Throughout the 1950s, the increasingly growing association continued to operate from the New York City. During the era, the association hosted its annual meeting at the Chemist’s Club in New York City. At the time, many of the CSMA members also were members of the Chemist’s Club.
In wake of Doc Hamilton’s retirement, Al Mulliken assumed leadership of CSMA in 1959, and steered the association through the changing business landscape of the 1960s and 70s. During the 1960s CSMA increased its staff, making the decision to bring on full-time experienced staffers who could better anticipate government action, not just react to it.
To establish a presence in closer proximity to the federal lawmakers introducing new bills that would have a direct impact on industry, CSMA relocated its headquarters from New York City to Washington, DC in 1974. Leadership of the association was turned over to Ralph Engel after Mulliken retired that year.

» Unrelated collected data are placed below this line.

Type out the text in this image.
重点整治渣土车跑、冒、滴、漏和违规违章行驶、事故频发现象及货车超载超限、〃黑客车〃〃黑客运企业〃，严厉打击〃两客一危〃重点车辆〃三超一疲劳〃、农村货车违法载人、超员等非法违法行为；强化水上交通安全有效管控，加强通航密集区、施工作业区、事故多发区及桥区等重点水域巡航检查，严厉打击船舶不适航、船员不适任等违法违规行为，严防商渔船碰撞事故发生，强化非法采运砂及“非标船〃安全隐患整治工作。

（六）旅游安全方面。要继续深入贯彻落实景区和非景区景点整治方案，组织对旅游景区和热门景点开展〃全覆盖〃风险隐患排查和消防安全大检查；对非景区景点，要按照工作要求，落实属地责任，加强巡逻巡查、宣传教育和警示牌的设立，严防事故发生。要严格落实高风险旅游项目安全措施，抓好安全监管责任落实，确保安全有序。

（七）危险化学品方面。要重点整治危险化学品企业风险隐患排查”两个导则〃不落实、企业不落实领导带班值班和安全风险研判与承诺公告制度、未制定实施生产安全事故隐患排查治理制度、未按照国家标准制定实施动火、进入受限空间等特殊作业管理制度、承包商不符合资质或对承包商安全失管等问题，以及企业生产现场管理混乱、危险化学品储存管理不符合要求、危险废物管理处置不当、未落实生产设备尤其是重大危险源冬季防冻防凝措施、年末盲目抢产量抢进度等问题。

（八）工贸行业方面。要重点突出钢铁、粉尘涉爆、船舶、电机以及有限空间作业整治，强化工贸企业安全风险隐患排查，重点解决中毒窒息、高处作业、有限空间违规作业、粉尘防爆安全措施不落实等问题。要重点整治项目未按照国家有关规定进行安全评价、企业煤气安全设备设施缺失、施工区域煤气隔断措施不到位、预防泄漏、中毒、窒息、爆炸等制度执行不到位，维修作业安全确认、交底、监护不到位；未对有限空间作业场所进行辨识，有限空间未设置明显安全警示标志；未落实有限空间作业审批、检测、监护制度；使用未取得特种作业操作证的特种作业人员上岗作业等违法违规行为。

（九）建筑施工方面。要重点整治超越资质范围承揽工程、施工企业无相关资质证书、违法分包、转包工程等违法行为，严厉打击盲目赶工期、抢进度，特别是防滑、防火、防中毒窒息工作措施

Following the move, CSMA’s Mid-Year and Annual meetings began to include more public policy programming as a reflection of the association’s shifting focus. CSMA also formed its own political action committee – CHEM-PAC during this time.
What began in 1914 as just a small band of companies with a common interest had become a full participant in the legislative and regulatory process.
During the early 1980s the U.S. Environmental Protection Agency began requiring the re-registration of pesticides in commercial use. In 1985, in response to the measure, Engel oversaw the formation of CSMA affiliate, the Product Ingredient Review or PIR program (then known as Pesticides Ingredient Review program). One of the first issues PIR addressed was registration for the active ingredient in insect repellent, DEET.
Also during this decade the federal government passes the Risk Retention Act of 1986, which paved the way for members of an association to establish a group self-insurance program. A year later, CSMA formed the Consumer Specialty Insurance Risk Retention Group.
Engel successfully led CSMA until the close of the century when he retired. To take the association into the new millennium, Chris Cathcart was named president in 2000. Coinciding with the new leadership, increased membership and an expanded focus, the name of the association was changed to the:
Consumer Specialty Products Association (CSPA)
Under the leadership of Cathcart, the association has continued to show growth by increasing membership and adding a number of new product offerings, services and affiliates.
Among Cathcart’s initial contributions to the newly minted CSPA were the creation of a new affiliate program – the Alliance for Consumer Education (ACE) which has grown into a nationally renowned program, and the launch of new a comprehensive, voluntary product stewardship program for members known as Product Care®.
In 2000, as the association’s influence and reach increasingly expanded, a seventh division was added to the CSPA portfolio – the Air Care Products Division, which has become one of the fastest growing divisions. During the following year CSPA added the Consumer Aerosol Products Council (CAPCO) as an affiliate program. And the following year, the Compliance Assistance Group, Inc. (CAG) was formed.
With the association financially settled on solid ground, Cathcart moved CSPA on public policy toward building partnerships with other allied organizations and NGOs. During this period CSPA’s public policy outreach efforts yielded unprecedented success as the association was able to save the industry millions of dollars by challenging excessive legislation and regulations, and by 2011 PIR continued to grow with more than 40 groups formed.
Today CSPA is still located in our Nation’s Capital and serves an array of companies engaged in the manufacture, formulation, distribution and sale of $100 billion annually in the U.S. of hundreds of familiar consumer products.